Use the summaries API to generate, read, and edit VLM-derived summaries of a video against a specific persona. A summary row is keyed by the (videoId, personaId) pair; one persona can have at most one summary per video.

Endpoints

GET    /api/videos/:videoId/summaries
GET /api/videos/:videoId/summaries/:personaId
POST /api/summaries # write a hand-crafted summary
PUT /api/videos/:videoId/summaries/:summaryId # edit existing
DELETE /api/videos/:videoId/summaries/:personaId
POST /api/videos/summaries/generate # enqueue VLM job
GET /api/jobs/:jobId # poll the VLM job

GET /api/videos/:videoId/summaries since v0.1.8 returns only summaries on personas the requester owns.
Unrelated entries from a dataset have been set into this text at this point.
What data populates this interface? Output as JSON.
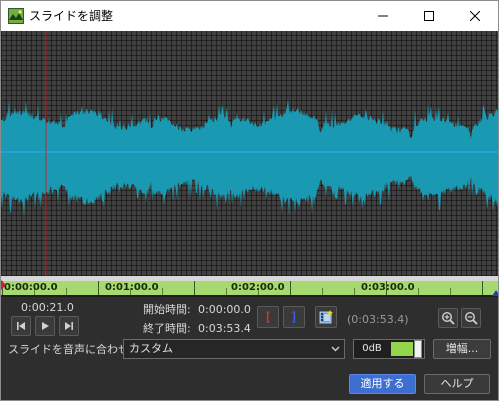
{
  "window": {
    "title": "スライドを調整",
    "controls": [
      "minimize",
      "maximize",
      "close"
    ]
  },
  "timeline": {
    "ticks": [
      "0:00:00.0",
      "0:01:00.0",
      "0:02:00.0",
      "0:03:00.0"
    ],
    "playhead_seconds": 21.0,
    "duration_seconds": 233.4
  },
  "transport": {
    "current_time": "0:00:21.0",
    "buttons": [
      "skip-back",
      "play",
      "skip-forward"
    ]
  },
  "range": {
    "start_label": "開始時間:",
    "start_value": "0:00:00.0",
    "end_label": "終了時間:",
    "end_value": "0:03:53.4",
    "duration": "(0:03:53.4)",
    "set_start": "[",
    "set_end": "]"
  },
  "fit": {
    "label": "スライドを音声に合わせる:",
    "value": "カスタム"
  },
  "volume": {
    "label": "0dB",
    "level": 0.75
  },
  "buttons": {
    "amplify": "増幅...",
    "apply": "適用する",
    "help": "ヘルプ"
  },
  "colors": {
    "waveform": "#1a9ab2",
    "center_line": "#2aa6e0",
    "playhead": "#c0262d",
    "timeline": "#a6d96f",
    "apply": "#3d6ed0"
  }
}
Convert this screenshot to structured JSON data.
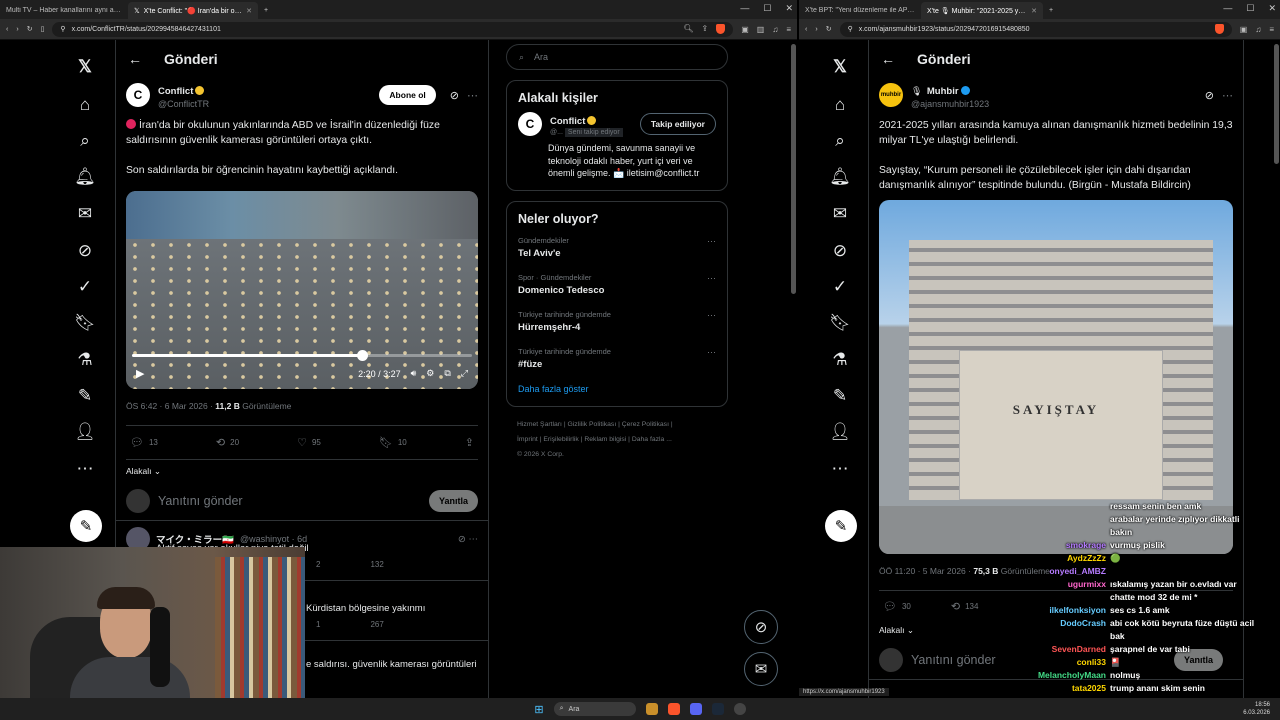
{
  "left_browser": {
    "tabs": [
      {
        "label": "Multi TV – Haber kanallarını aynı an..."
      },
      {
        "label": "X'te Conflict: \"🔴 İran'da bir oku...",
        "active": true
      }
    ],
    "url": "x.com/ConflictTR/status/2029945846427431101"
  },
  "right_browser": {
    "tabs": [
      {
        "label": "X'te BPT: \"Yeni düzenleme ile APP pl..."
      },
      {
        "label": "X'te 🎙 Muhbir: \"2021-2025 yılla...",
        "active": true
      }
    ],
    "url": "x.com/ajansmuhbir1923/status/2029472016915480850",
    "status_link": "https://x.com/ajansmuhbir1923"
  },
  "header": {
    "title": "Gönderi"
  },
  "tweet_left": {
    "name": "Conflict",
    "handle": "@ConflictTR",
    "subscribe_label": "Abone ol",
    "avatar_letter": "C",
    "para1": "İran'da bir okulunun yakınlarında ABD ve İsrail'in düzenlediği füze saldırısının güvenlik kamerası görüntüleri ortaya çıktı.",
    "para2": "Son saldırılarda bir öğrencinin hayatını kaybettiği açıklandı.",
    "video_time": "2:20 / 3:27",
    "video_progress": 0.677,
    "timestamp": "ÖS 6:42 · 6 Mar 2026 · ",
    "views": "11,2 B",
    "views_label": "Görüntüleme",
    "replies": "13",
    "retweets": "20",
    "likes": "95",
    "bookmarks": "10",
    "relevant": "Alakalı"
  },
  "reply_box": {
    "placeholder": "Yanıtını gönder",
    "button": "Yanıtla"
  },
  "comments": [
    {
      "name": "マイク・ミラー🇮🇷",
      "handle": "@washinyot · 6d",
      "text": "Aktif savaş var okullar niye tatil değil",
      "stat1": "2",
      "stat2": "132"
    },
    {
      "name": "",
      "handle": "",
      "text": "Kürdistan bölgesine yakınmı",
      "stat1": "1",
      "stat2": "267"
    },
    {
      "name": "",
      "handle": "",
      "text": "e saldırısı. güvenlik kamerası görüntüleri",
      "stat1": "",
      "stat2": ""
    }
  ],
  "sidebar": {
    "search_placeholder": "Ara",
    "related_title": "Alakalı kişiler",
    "related_user": {
      "name": "Conflict",
      "handle": "@...",
      "follows_you": "Seni takip ediyor",
      "button": "Takip ediliyor",
      "bio": "Dünya gündemi, savunma sanayii ve teknoloji odaklı haber, yurt içi veri ve önemli gelişme. 📩 iletisim@conflict.tr"
    },
    "trends_title": "Neler oluyor?",
    "trends": [
      {
        "context": "Gündemdekiler",
        "topic": "Tel Aviv'e"
      },
      {
        "context": "Spor · Gündemdekiler",
        "topic": "Domenico Tedesco"
      },
      {
        "context": "Türkiye tarihinde gündemde",
        "topic": "Hürremşehr-4"
      },
      {
        "context": "Türkiye tarihinde gündemde",
        "topic": "#füze"
      }
    ],
    "show_more": "Daha fazla göster",
    "footer_line1": "Hizmet Şartları  |  Gizlilik Politikası  |  Çerez Politikası  |",
    "footer_line2": "İmprint  |  Erişilebilirlik  |  Reklam bilgisi  |  Daha fazla ...",
    "footer_line3": "© 2026 X Corp."
  },
  "tweet_right": {
    "name": "Muhbir",
    "handle": "@ajansmuhbir1923",
    "avatar_text": "muhbir",
    "para1": "2021-2025 yılları arasında kamuya alınan danışmanlık hizmeti bedelinin 19,3 milyar TL'ye ulaştığı belirlendi.",
    "para2": "Sayıştay, “Kurum personeli ile çözülebilecek işler için dahi dışarıdan danışmanlık alınıyor” tespitinde bulundu. (Birgün - Mustafa Bildircin)",
    "image_sign": "SAYIŞTAY",
    "timestamp": "ÖÖ 11:20 · 5 Mar 2026 · ",
    "views": "75,3 B",
    "views_label": "Görüntüleme",
    "replies": "30",
    "retweets": "134",
    "relevant": "Alakalı"
  },
  "chat": [
    {
      "user": "",
      "color": "#ff4444",
      "msg": "ressam senin ben amk"
    },
    {
      "user": "",
      "color": "#ff4444",
      "msg": ""
    },
    {
      "user": "",
      "color": "#44aaff",
      "msg": "arabalar yerinde zıplıyor dikkatli"
    },
    {
      "user": "",
      "color": "#44aaff",
      "msg": "bakın"
    },
    {
      "user": "smokrage",
      "color": "#b57bff",
      "msg": "vurmuş pislik"
    },
    {
      "user": "AydzZzZz",
      "color": "#ffd700",
      "msg": "🟢"
    },
    {
      "user": "onyedi_AMBZ",
      "color": "#b57bff",
      "msg": ""
    },
    {
      "user": "ugurmixx",
      "color": "#ff66cc",
      "msg": "ıskalamış yazan bir o.evladı var"
    },
    {
      "user": "",
      "color": "#ffffff",
      "msg": "chatte mod 32 de mi *"
    },
    {
      "user": "ilkelfonksiyon",
      "color": "#66ccff",
      "msg": "ses cs 1.6 amk"
    },
    {
      "user": "DodoCrash",
      "color": "#66ccff",
      "msg": "abi cok kötü beyruta füze düştü acil"
    },
    {
      "user": "",
      "color": "#ffffff",
      "msg": "bak"
    },
    {
      "user": "SevenDarned",
      "color": "#ff5555",
      "msg": "şarapnel de var tabi"
    },
    {
      "user": "conli33",
      "color": "#ffd700",
      "msg": "🎴"
    },
    {
      "user": "MelancholyMaan",
      "color": "#44dd88",
      "msg": "nolmuş"
    },
    {
      "user": "tata2025",
      "color": "#ffd700",
      "msg": "trump ananı skim senin"
    }
  ],
  "taskbar": {
    "search": "Ara",
    "time": "18:56",
    "date": "6.03.2026"
  }
}
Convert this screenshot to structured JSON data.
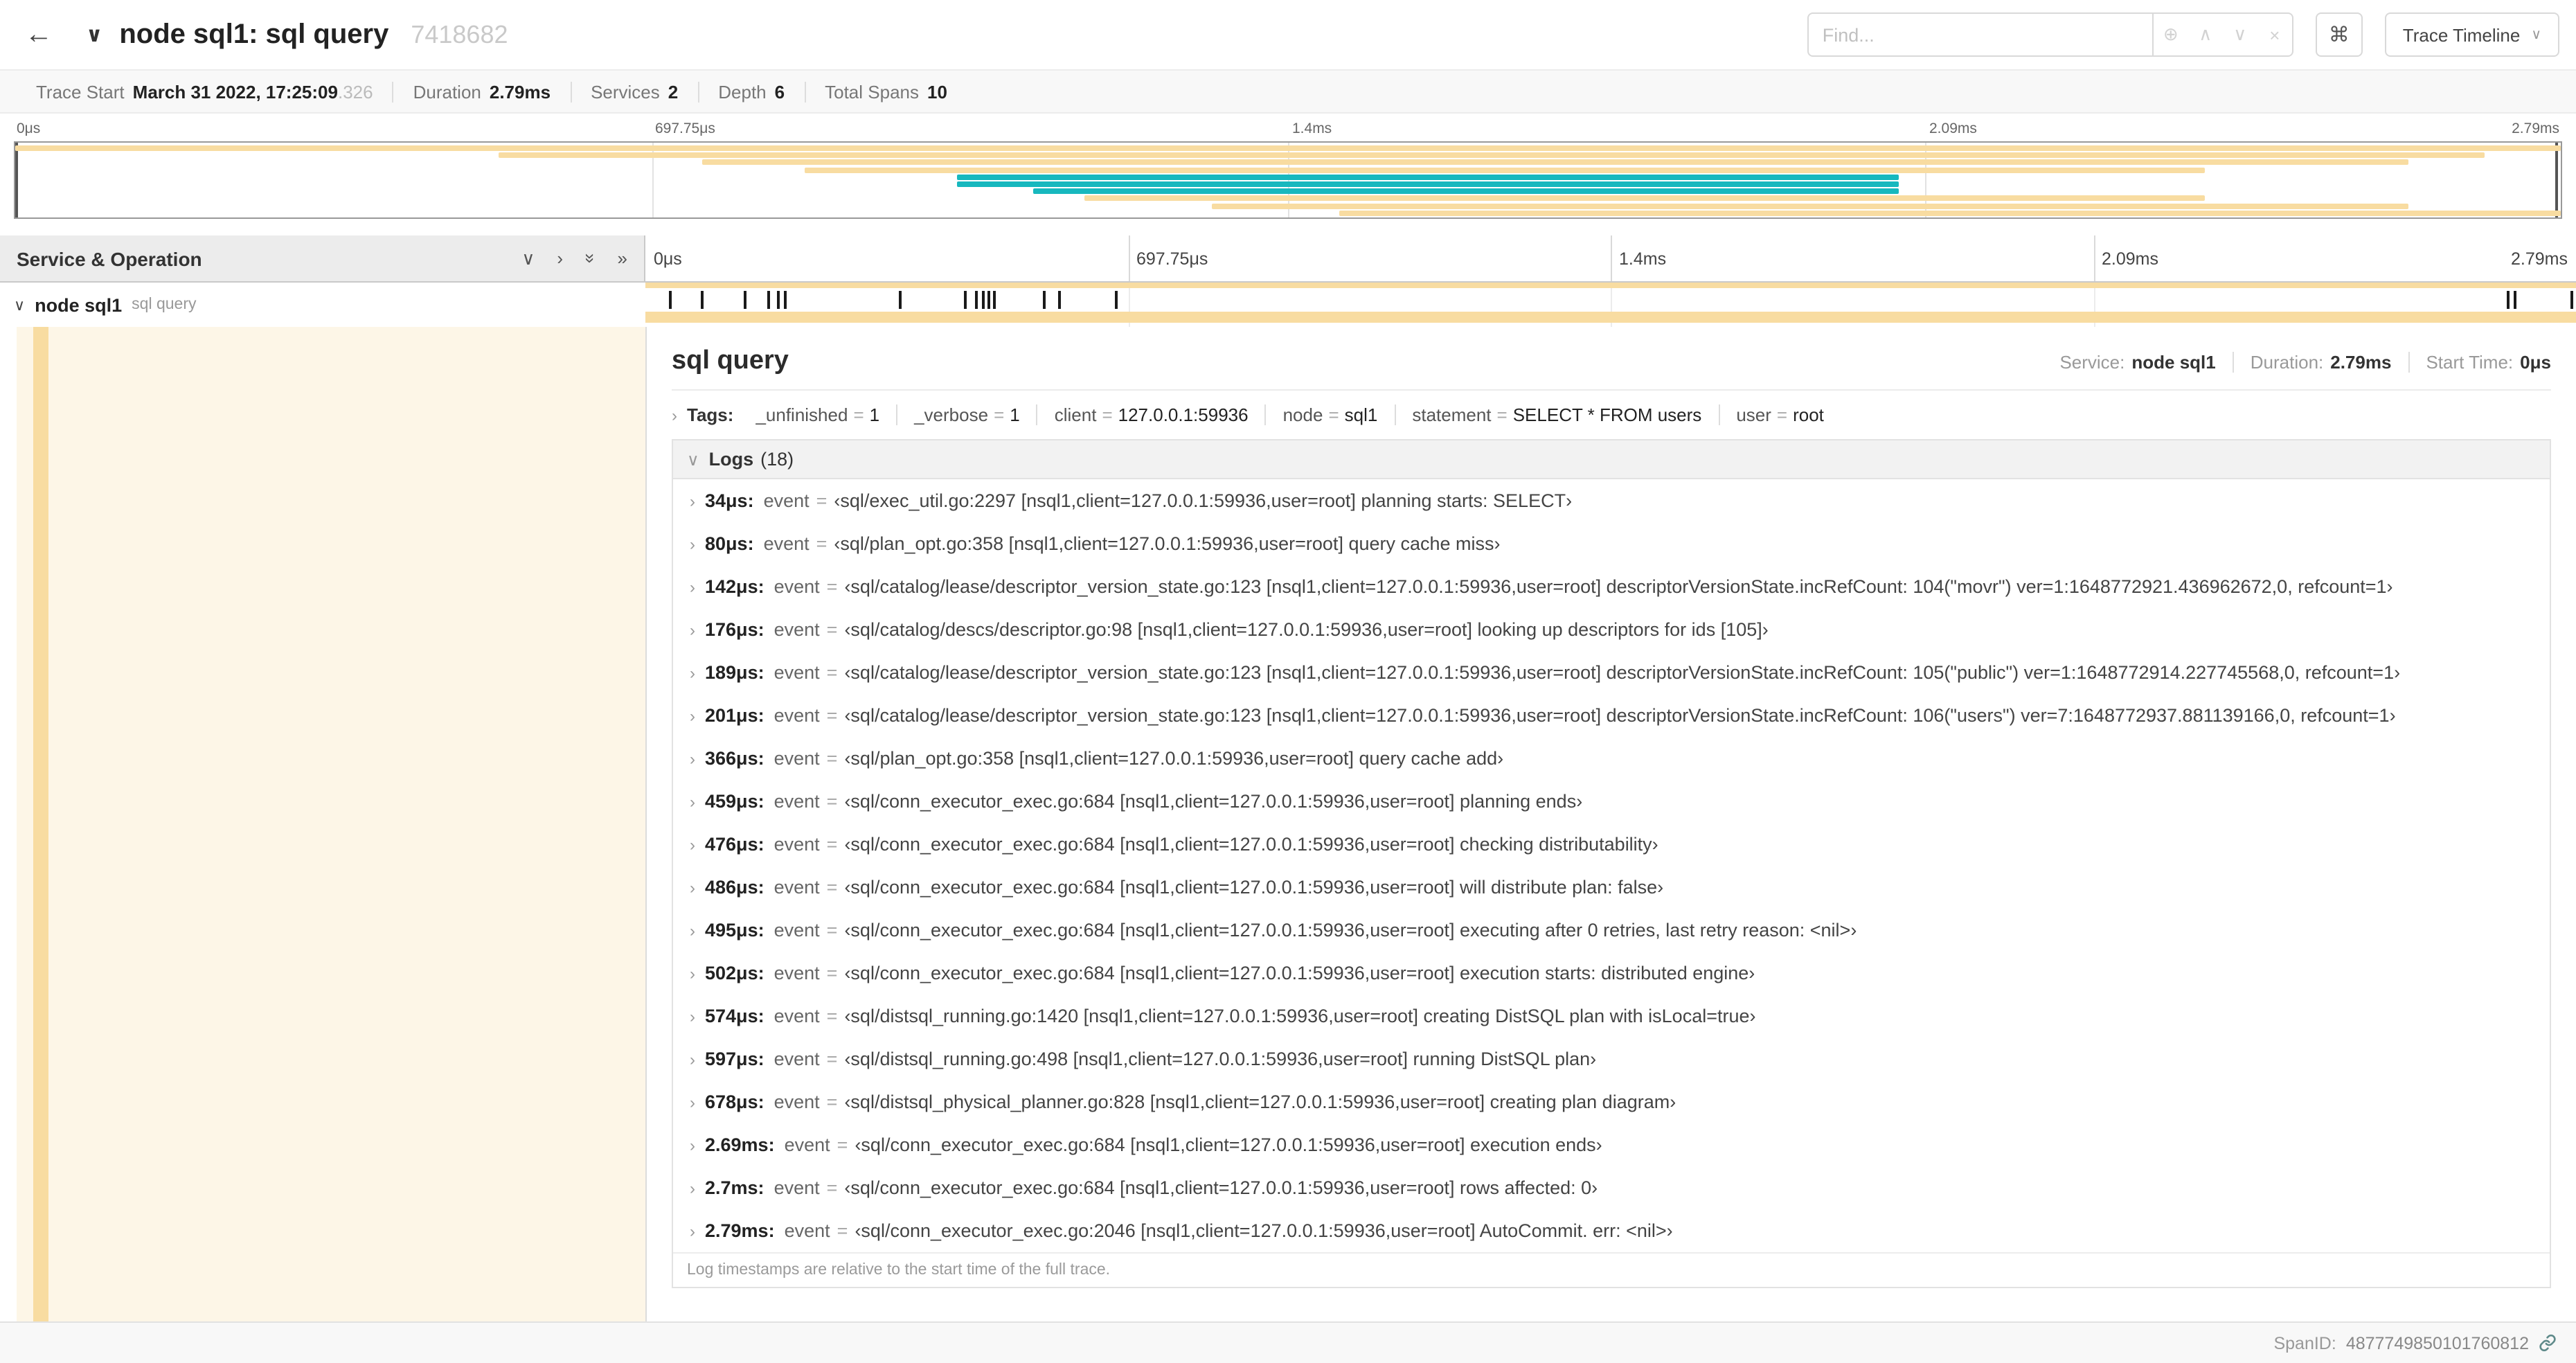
{
  "colors": {
    "tan": "#F8DCA1",
    "teal": "#17B8BE",
    "row_fill": "#F8DCA140"
  },
  "icons": {
    "back": "←",
    "chevron_down": "∨",
    "chevron_right": "›",
    "double_chevron": "»",
    "find_focus": "⊕",
    "prev_match": "∧",
    "next_match": "∨",
    "clear": "×",
    "command": "⌘"
  },
  "header": {
    "title": "node sql1: sql query",
    "trace_id": "7418682",
    "find_placeholder": "Find...",
    "view_selector": "Trace Timeline"
  },
  "summary": {
    "items": [
      {
        "label": "Trace Start",
        "value": "March 31 2022, 17:25:09",
        "suffix": ".326"
      },
      {
        "label": "Duration",
        "value": "2.79ms",
        "suffix": ""
      },
      {
        "label": "Services",
        "value": "2",
        "suffix": ""
      },
      {
        "label": "Depth",
        "value": "6",
        "suffix": ""
      },
      {
        "label": "Total Spans",
        "value": "10",
        "suffix": ""
      }
    ]
  },
  "minimap": {
    "axis_labels": [
      "0μs",
      "697.75μs",
      "1.4ms",
      "2.09ms",
      "2.79ms"
    ],
    "spans": [
      {
        "start": 0,
        "end": 100,
        "color": "tan"
      },
      {
        "start": 19,
        "end": 97,
        "color": "tan"
      },
      {
        "start": 27,
        "end": 94,
        "color": "tan"
      },
      {
        "start": 31,
        "end": 86,
        "color": "tan"
      },
      {
        "start": 37,
        "end": 74,
        "color": "teal"
      },
      {
        "start": 37,
        "end": 74,
        "color": "teal"
      },
      {
        "start": 40,
        "end": 74,
        "color": "teal"
      },
      {
        "start": 42,
        "end": 86,
        "color": "tan"
      },
      {
        "start": 47,
        "end": 94,
        "color": "tan"
      },
      {
        "start": 52,
        "end": 100,
        "color": "tan"
      }
    ]
  },
  "timeline": {
    "left_header": "Service & Operation",
    "axis_labels": [
      "0μs",
      "697.75μs",
      "1.4ms",
      "2.09ms",
      "2.79ms"
    ],
    "row": {
      "service": "node sql1",
      "operation": "sql query"
    },
    "ticks_pct": [
      1.2,
      2.9,
      5.1,
      6.3,
      6.8,
      7.2,
      13.1,
      16.5,
      17.1,
      17.4,
      17.7,
      18.0,
      20.6,
      21.4,
      24.3,
      96.4,
      96.8,
      99.7
    ]
  },
  "detail": {
    "title": "sql query",
    "meta": [
      {
        "label": "Service:",
        "value": "node sql1"
      },
      {
        "label": "Duration:",
        "value": "2.79ms"
      },
      {
        "label": "Start Time:",
        "value": "0μs"
      }
    ],
    "tags_label": "Tags:",
    "equals": "=",
    "log_key": "event",
    "tags": [
      {
        "key": "_unfinished",
        "value": "1"
      },
      {
        "key": "_verbose",
        "value": "1"
      },
      {
        "key": "client",
        "value": "127.0.0.1:59936"
      },
      {
        "key": "node",
        "value": "sql1"
      },
      {
        "key": "statement",
        "value": "SELECT * FROM users"
      },
      {
        "key": "user",
        "value": "root"
      }
    ],
    "logs_label": "Logs",
    "logs_count": "(18)",
    "logs": [
      {
        "time": "34μs:",
        "value": "‹sql/exec_util.go:2297 [nsql1,client=127.0.0.1:59936,user=root] planning starts: SELECT›"
      },
      {
        "time": "80μs:",
        "value": "‹sql/plan_opt.go:358 [nsql1,client=127.0.0.1:59936,user=root] query cache miss›"
      },
      {
        "time": "142μs:",
        "value": "‹sql/catalog/lease/descriptor_version_state.go:123 [nsql1,client=127.0.0.1:59936,user=root] descriptorVersionState.incRefCount: 104(\"movr\") ver=1:1648772921.436962672,0, refcount=1›"
      },
      {
        "time": "176μs:",
        "value": "‹sql/catalog/descs/descriptor.go:98 [nsql1,client=127.0.0.1:59936,user=root] looking up descriptors for ids [105]›"
      },
      {
        "time": "189μs:",
        "value": "‹sql/catalog/lease/descriptor_version_state.go:123 [nsql1,client=127.0.0.1:59936,user=root] descriptorVersionState.incRefCount: 105(\"public\") ver=1:1648772914.227745568,0, refcount=1›"
      },
      {
        "time": "201μs:",
        "value": "‹sql/catalog/lease/descriptor_version_state.go:123 [nsql1,client=127.0.0.1:59936,user=root] descriptorVersionState.incRefCount: 106(\"users\") ver=7:1648772937.881139166,0, refcount=1›"
      },
      {
        "time": "366μs:",
        "value": "‹sql/plan_opt.go:358 [nsql1,client=127.0.0.1:59936,user=root] query cache add›"
      },
      {
        "time": "459μs:",
        "value": "‹sql/conn_executor_exec.go:684 [nsql1,client=127.0.0.1:59936,user=root] planning ends›"
      },
      {
        "time": "476μs:",
        "value": "‹sql/conn_executor_exec.go:684 [nsql1,client=127.0.0.1:59936,user=root] checking distributability›"
      },
      {
        "time": "486μs:",
        "value": "‹sql/conn_executor_exec.go:684 [nsql1,client=127.0.0.1:59936,user=root] will distribute plan: false›"
      },
      {
        "time": "495μs:",
        "value": "‹sql/conn_executor_exec.go:684 [nsql1,client=127.0.0.1:59936,user=root] executing after 0 retries, last retry reason: <nil>›"
      },
      {
        "time": "502μs:",
        "value": "‹sql/conn_executor_exec.go:684 [nsql1,client=127.0.0.1:59936,user=root] execution starts: distributed engine›"
      },
      {
        "time": "574μs:",
        "value": "‹sql/distsql_running.go:1420 [nsql1,client=127.0.0.1:59936,user=root] creating DistSQL plan with isLocal=true›"
      },
      {
        "time": "597μs:",
        "value": "‹sql/distsql_running.go:498 [nsql1,client=127.0.0.1:59936,user=root] running DistSQL plan›"
      },
      {
        "time": "678μs:",
        "value": "‹sql/distsql_physical_planner.go:828 [nsql1,client=127.0.0.1:59936,user=root] creating plan diagram›"
      },
      {
        "time": "2.69ms:",
        "value": "‹sql/conn_executor_exec.go:684 [nsql1,client=127.0.0.1:59936,user=root] execution ends›"
      },
      {
        "time": "2.7ms:",
        "value": "‹sql/conn_executor_exec.go:684 [nsql1,client=127.0.0.1:59936,user=root] rows affected: 0›"
      },
      {
        "time": "2.79ms:",
        "value": "‹sql/conn_executor_exec.go:2046 [nsql1,client=127.0.0.1:59936,user=root] AutoCommit. err: <nil>›"
      }
    ],
    "footer_note": "Log timestamps are relative to the start time of the full trace.",
    "span_id_label": "SpanID:",
    "span_id": "4877749850101760812"
  }
}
The pre-v0.1.8 unscoped listing let a foreign user's imported summary mask the importer's own summary in the persona switcher.

Generate a summary

curl -X POST http://localhost:3001/api/videos/summaries/generate \
-H 'Content-Type: application/json' --cookie cookies.txt \
-d '{"videoId":"<id>","personaId":"<id>"}'
# {"jobId":"<job>","status":"queued"}

The job runs in the BullMQ summarization queue. The model service performs frame extraction, audio transcription, and VLM captioning; when complete it writes the result back as a VideoSummary row. Poll the job at GET /api/jobs/:jobId. Since v0.1.8 the poll endpoint enforces ownership of the persona that owns the job's data.

Summary row fields

The columns most commonly read by clients:

summary           Json    paragraphs of prose, one per array element
visualAnalysis String? raw VLM output before paragraph splitting
audioTranscript String? transcript text
keyFrames Json? selected frame ids and timestamps
transcriptJson Json? structured transcript (vendor-specific)
audioLanguage String? ISO code from the transcription vendor
audioModelUsed String? vendor adapter id
visualModelUsed String? VLM id (e.g. "qwen-2-5-vl-7b")
fusionStrategy String? "sequential" | "parallel" | "audio-first"
claimsJson Json? serialized extracted claims (denormalized)
comment Text? user-authored comment

The full set is in server/prisma/schema.prisma under model VideoSummary and the canonical TypeBox is in server/src/routes/summaries.ts.

Edit a summary

PUT /api/videos/:videoId/summaries/:summaryId accepts a partial update. The route runs assertSummaryOwned so only the owning user can edit. Use this to correct the summary text or set the comment field.

Reasoning traces

Summaries produced by a thinking-capable VLM (Qwen3-VL thinking variants) carry an optional ReasonedText block on the model service response, capturing the chain-of-thought trace alongside the visible summary text. The DTOs are documented in Guide > Reasoning traces. The frontend renders the trace inside a collapsible panel when present.